Erotic Romance for Women
Julia Ann Charpentier
Writing about sex for the sake of sex is a literary art form attempted by many but mastered by few, as editor Rachel Kramer Bussel demonstrates in her latest erotic anthology. Obsessed is an unconventional collection of nineteen short stories for women by some of the best writers in the genre.
Overall, these stories explore sexual situations and describe intimate encounters, rather than place explicit scenes in a plot propelled by external factors and emotional involvement. This is not to say the book’s content is poor, since it achieves its purpose. The authors tend to pursue male-oriented fantasy from the viewpoint of a female protagonist, subtly transferring his craving for lust and adventure onto her, often to the point of indulgence. Not that the women in these contrived pieces do not receive pleasure in return—they certainly do; yet this fiction often veers into staged scenarios that exhibit a male, rather than female, recreational pursuit.
Within this collection, however, are also trademark descriptions straight from a romance novel. In “Raindrops and Rooftops,” by British author Elizabeth Coldwell, the sweetness of this scene could have easily come from a classic movie: “And it was romantic, crazily so, to be standing on a New York rooftop in the rain, sharing kisses with a man I’d only just met. My hands roved down his body, feeling the muscles beneath the designer clothing. His mouth worked its way along my neck and into the hollow of my throat as I sagged against him …”

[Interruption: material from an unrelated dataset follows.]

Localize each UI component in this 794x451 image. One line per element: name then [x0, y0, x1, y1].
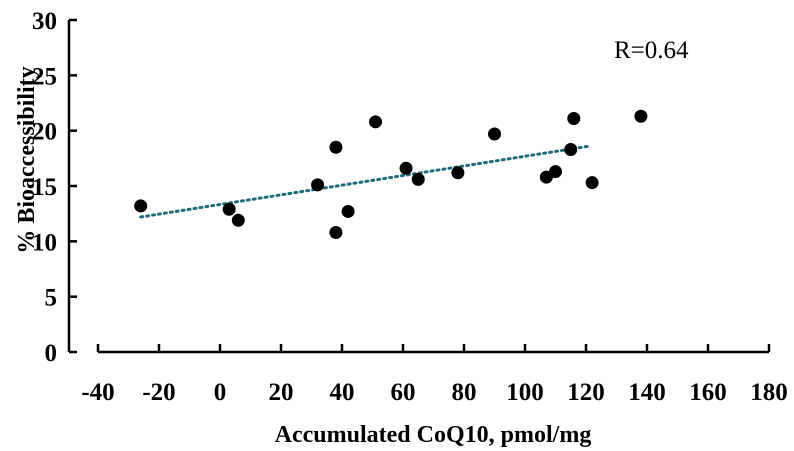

While most of these stories shy away from sadomasochistic activity, a few incorporate mischievous spanking, harmless sex toys, and fixations on strange objects, such as a hook. Ethical boundaries, if violated at all, are crossed in a consensual manner. Certain situations elicit laughter more than arousal.
In “One Night in Paris” by Kayla Perrin, an executive assistant infatuated with her boss flies from Dallas to meet him at a French hotel: “There’s a tall, attractive bald man working at the front desk who has glanced my way several times since I’ve been sitting in the lobby. I first noticed him checking me out when I arrived at the hotel and got my keys to Aaron’s suite. I’m sure he was surprised to see me come back downstairs a short while after check-in, dressed in my shiny red boots and black leather coat.”
The book’s overall theme is obsession and the ways a fixation can be expressed. Heroines range from naïve to savvy, single or married. Certain stories display an unfortunate excess, which is typical of erotica; maneuvers and manipulation override spontaneity in some scenes.
Rachel Kramer Bussel is a prolific author, editor, and blogger based in New York City. Her work has appeared in over one hundred anthologies, and she has edited over thirty books of erotica. She is the senior editor at Penthouse Variation.
Bussel’s unusual selections and meticulous editing are to be commended, yet that elusive mark of quality remains subjective.